Thursday, March 24, 2011

I have spent a portion of these cool Nogales'mornings on my knees. There is something primally satisfying about washing the feet of another, Lenten allusions aside. It is an act of intimacy that largely transcends language, a good thing in my case since I speak a paucity of Spanish. From the vantage point of the concrete floor in 'la clinical' across from the comedor, words don't matter all that much. It becomes more about touch and reassurance and searching for what the eyes reveal.` Sometimes there has been anxiety, always, behind it, courage.

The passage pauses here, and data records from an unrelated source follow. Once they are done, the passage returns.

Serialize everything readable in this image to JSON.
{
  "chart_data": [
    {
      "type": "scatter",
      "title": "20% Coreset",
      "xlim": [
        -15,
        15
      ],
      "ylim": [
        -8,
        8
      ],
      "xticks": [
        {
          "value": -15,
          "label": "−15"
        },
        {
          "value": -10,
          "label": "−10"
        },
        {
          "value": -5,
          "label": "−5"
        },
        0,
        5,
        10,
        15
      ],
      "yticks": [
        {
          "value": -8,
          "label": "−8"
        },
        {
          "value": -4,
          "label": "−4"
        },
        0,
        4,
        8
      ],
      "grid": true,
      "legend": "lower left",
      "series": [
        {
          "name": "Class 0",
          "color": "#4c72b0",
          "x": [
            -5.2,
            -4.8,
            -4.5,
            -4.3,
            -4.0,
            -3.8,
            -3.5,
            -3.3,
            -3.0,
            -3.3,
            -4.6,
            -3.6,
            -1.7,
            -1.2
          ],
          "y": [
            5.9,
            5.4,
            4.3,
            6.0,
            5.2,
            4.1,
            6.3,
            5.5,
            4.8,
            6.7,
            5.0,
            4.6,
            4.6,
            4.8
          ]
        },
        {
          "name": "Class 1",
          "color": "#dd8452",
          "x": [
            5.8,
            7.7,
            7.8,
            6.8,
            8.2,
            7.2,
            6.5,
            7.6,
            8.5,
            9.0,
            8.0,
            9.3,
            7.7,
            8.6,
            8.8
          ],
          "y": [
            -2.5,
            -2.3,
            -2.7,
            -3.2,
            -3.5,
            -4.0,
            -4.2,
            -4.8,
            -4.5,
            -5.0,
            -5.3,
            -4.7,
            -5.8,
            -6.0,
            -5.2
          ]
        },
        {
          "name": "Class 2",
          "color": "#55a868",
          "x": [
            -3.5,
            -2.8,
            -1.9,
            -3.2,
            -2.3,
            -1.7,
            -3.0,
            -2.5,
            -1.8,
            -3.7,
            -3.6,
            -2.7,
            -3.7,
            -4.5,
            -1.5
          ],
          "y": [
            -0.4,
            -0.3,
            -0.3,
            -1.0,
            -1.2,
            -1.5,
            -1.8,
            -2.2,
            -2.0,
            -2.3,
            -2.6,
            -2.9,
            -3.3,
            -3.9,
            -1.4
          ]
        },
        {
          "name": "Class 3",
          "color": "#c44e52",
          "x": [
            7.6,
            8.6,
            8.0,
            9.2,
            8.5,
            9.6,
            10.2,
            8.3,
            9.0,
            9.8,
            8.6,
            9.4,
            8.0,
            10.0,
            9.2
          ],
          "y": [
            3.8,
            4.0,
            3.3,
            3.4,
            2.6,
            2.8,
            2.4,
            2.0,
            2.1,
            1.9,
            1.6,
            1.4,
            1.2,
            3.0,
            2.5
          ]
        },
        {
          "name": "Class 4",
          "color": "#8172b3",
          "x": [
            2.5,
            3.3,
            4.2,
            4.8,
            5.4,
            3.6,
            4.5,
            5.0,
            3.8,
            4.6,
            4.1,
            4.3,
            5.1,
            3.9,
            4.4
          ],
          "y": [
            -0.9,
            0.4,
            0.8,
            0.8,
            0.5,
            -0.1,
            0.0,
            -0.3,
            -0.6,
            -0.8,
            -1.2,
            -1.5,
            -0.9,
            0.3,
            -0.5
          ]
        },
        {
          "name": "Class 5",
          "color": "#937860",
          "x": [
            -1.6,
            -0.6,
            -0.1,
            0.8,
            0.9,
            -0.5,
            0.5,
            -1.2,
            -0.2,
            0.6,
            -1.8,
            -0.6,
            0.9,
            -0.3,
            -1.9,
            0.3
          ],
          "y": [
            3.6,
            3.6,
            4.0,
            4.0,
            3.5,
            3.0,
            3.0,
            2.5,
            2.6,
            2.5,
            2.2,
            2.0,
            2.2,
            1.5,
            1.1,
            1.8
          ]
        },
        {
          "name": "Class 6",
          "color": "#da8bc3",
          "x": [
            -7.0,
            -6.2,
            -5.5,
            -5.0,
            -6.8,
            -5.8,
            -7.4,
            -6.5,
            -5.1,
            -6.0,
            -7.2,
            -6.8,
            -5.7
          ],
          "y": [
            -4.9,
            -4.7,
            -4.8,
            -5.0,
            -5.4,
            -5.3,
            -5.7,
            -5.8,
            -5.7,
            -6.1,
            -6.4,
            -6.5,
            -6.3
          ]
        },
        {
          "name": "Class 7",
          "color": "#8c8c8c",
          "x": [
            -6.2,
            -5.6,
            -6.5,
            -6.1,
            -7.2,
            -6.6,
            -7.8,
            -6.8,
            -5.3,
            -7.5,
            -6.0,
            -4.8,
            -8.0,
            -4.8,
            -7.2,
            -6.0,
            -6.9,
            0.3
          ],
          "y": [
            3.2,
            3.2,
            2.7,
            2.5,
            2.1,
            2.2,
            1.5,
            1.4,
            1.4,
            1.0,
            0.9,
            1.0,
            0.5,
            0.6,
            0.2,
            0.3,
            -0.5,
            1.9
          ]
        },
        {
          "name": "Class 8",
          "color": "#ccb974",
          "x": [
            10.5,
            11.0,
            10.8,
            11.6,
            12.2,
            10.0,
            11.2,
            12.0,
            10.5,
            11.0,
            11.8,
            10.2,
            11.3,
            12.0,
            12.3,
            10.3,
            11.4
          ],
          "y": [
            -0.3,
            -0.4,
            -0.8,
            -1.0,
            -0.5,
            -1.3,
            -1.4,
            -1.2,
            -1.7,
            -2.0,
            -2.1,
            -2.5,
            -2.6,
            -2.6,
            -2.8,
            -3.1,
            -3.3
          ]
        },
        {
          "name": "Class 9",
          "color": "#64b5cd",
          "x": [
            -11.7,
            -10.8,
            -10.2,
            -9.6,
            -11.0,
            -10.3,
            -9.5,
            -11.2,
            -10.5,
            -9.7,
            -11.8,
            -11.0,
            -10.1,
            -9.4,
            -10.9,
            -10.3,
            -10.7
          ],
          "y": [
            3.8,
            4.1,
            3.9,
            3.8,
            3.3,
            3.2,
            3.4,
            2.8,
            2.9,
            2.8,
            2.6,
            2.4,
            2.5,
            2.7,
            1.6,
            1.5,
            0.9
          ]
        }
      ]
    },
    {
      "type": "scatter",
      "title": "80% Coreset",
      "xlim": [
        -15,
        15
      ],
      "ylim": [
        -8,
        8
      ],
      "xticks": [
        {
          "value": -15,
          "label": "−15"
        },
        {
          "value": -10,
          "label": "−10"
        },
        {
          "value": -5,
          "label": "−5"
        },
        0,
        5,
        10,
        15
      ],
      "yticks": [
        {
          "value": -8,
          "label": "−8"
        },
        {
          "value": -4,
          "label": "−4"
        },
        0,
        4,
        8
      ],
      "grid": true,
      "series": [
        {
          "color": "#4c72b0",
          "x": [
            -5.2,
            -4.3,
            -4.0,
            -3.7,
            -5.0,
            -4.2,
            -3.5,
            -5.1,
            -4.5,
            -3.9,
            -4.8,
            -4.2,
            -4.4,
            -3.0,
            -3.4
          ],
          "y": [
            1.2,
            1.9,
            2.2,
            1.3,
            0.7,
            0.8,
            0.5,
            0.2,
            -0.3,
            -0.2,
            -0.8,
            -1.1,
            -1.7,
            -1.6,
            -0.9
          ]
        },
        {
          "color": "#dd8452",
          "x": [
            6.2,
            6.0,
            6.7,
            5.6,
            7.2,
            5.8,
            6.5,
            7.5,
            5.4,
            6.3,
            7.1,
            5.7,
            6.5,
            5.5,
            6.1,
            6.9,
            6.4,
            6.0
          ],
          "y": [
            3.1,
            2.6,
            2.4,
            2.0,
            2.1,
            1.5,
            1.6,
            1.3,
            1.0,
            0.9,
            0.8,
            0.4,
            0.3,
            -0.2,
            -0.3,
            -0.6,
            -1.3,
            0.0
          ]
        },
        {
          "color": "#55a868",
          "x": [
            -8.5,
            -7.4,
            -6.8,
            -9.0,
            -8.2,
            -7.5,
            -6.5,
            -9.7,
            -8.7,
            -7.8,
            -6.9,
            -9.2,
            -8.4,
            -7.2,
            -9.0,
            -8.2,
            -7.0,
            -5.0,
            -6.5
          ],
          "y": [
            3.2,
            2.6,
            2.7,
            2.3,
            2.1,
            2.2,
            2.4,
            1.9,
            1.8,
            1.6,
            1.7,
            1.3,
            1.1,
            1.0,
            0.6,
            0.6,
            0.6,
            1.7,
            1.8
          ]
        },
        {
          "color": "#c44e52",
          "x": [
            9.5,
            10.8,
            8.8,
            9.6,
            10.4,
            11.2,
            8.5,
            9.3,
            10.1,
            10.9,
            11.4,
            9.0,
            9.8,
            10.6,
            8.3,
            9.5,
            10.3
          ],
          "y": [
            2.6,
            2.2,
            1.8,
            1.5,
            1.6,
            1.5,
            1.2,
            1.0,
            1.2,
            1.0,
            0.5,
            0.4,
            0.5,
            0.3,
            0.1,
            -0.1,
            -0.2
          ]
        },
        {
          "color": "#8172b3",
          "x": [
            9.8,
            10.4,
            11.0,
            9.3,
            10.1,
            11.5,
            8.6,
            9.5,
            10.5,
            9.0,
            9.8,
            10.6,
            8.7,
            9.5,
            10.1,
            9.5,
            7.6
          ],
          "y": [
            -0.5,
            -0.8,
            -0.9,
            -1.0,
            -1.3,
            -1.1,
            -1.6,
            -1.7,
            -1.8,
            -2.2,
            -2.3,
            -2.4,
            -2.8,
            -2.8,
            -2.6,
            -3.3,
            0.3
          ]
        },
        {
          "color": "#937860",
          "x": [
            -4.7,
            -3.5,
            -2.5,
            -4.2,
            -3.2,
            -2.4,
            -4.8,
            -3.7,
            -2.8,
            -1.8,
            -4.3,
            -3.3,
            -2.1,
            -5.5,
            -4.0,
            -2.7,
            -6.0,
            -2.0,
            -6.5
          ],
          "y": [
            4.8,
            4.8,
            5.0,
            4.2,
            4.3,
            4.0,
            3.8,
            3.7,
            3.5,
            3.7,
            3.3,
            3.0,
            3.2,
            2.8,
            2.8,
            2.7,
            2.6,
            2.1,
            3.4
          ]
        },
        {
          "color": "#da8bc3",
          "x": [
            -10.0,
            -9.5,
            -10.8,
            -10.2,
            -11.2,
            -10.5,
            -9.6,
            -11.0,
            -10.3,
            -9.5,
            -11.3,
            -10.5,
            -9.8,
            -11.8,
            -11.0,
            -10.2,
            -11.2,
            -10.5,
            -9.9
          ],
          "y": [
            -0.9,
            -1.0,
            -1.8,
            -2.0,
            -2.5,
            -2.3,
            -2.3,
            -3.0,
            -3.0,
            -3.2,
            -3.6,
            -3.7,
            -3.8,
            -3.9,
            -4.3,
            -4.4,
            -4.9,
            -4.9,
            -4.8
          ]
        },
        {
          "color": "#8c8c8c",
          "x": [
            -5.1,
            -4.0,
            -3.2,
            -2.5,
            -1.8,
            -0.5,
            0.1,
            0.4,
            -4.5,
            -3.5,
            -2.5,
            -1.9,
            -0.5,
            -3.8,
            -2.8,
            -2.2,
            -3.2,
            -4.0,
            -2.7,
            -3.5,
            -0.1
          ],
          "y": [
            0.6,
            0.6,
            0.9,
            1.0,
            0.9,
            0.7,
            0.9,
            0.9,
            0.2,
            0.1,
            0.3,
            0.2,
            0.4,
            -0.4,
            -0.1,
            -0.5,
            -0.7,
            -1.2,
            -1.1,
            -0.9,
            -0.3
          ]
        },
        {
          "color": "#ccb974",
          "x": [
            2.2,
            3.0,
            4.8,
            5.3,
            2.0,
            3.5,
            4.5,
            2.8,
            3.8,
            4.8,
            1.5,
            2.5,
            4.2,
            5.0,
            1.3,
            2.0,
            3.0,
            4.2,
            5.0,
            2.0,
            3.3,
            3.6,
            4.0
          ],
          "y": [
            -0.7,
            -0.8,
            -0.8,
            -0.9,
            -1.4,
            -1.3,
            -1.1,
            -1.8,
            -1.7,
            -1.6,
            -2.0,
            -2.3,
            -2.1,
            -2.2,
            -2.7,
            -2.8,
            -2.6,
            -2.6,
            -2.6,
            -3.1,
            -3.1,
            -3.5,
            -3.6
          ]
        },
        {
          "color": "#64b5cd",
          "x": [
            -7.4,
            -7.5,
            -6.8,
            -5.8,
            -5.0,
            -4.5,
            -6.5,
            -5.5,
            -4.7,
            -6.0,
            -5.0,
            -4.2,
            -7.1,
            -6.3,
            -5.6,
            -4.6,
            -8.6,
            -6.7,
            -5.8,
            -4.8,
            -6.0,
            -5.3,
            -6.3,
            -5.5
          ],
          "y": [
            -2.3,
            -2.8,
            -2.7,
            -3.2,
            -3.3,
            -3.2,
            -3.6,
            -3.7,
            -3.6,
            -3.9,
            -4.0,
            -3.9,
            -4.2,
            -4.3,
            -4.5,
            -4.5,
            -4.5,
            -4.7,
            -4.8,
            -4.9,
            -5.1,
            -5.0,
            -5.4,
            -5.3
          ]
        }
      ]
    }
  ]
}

There was the young girl, eight years old, who stopped in yesterday morning with her teenaged brother. They were concerned about cactus needles embedded in their palms from crawling through the desert the day before. As we soaked their hands and searched, the little girl laughed and glanced at her brother, busy excavating foreign matter from his palms. They were considering trying to cross again this week. After them, a young man with blurred vision and mild agitation descibed his childhood asthma. He used an inhaler but had left it behind in Honduras. He, too, was getting ready to cross. We found an inhaler, pressed it into his cool hand, told him his heart and 'pressure' were strong but to be careful. And then there are all those who attempted the passage, only to be returned to this, the place of beginnings and endings. Their feet convey the inexpressible cost of the journey. Some are bloodied and blistered, some caked with flaking skin. Creeping fungus is a common complaint. And so we soak the feet, my nursing colleague, Bill, and I. We wash and apply ointments and we bandage and wrap. We offer Tylenol for mild pain, Ibuprofen when it is more severe. And we wish safe journey, wherever their travels may take them.

Privilege has been a them which has dominated this Spring break work with No More Deaths. In our orientation in Tucson, and before that in our pre-departure talks in Chicago, we have discussed the concept of privilege, how it operates within our own lives, how it oppresses others in ways both obvious and subtle. And I know that this is an important concern which requires vigilance. And yet. . . my years of hospice nursing have taught me that truly, in the end, privilege is relative. As one approaches the end of one's life, the trappings of status and wealth and access matter little; in fact, they are often encumberances which burden the traveler. Often it is those who have traveled lightly through this world, fortified by what truly matters, who make the final transition with grace and ease. That is not, of course, to romanticize poverty, to gloss over injustice. We must continue to witness and to speak out against oppression as we encounter it in its many guises. But we must not lose sight of the lessons to be gleaned while kneeling at the feet of another.

We might have arrived in Nogales with trappings of privilege but we leave having shed so much of that. What I have gained, and I know I am not alone, is an enhanced sense of gratitude. How could it be otherwise? Our experience in Nogales has been awash with thankfulness-- from the weary diners in the comedor who stand to pray before eating their steaming breakfast assembled before the mural of the migrant Last Supper, to the visitors who come to the the clinic and clutch their baggies of Tylenol, shaking our hands with sincerity, to all of us-- Colin, Moira, Kate, Zina, Tim, Bill, Brenda, David and I-- who have intersected during this Lenten season in the desert, sharing the work and the apple crisp and the edgy border crossings. How will the planes take off, the car doors close, so laden are we by the gratitude we carry home?

As we prepare to leave,, I look forward to hearing of the experiences of those desert dwellers with whom we will reunite tomorrow. In turn, I will share what I can of what I discovered as I put my hand to water and reached for the foot of one who is a stranger no more. Pilgrims all,, we depart united by all we have learned from our fellow and sister travelers.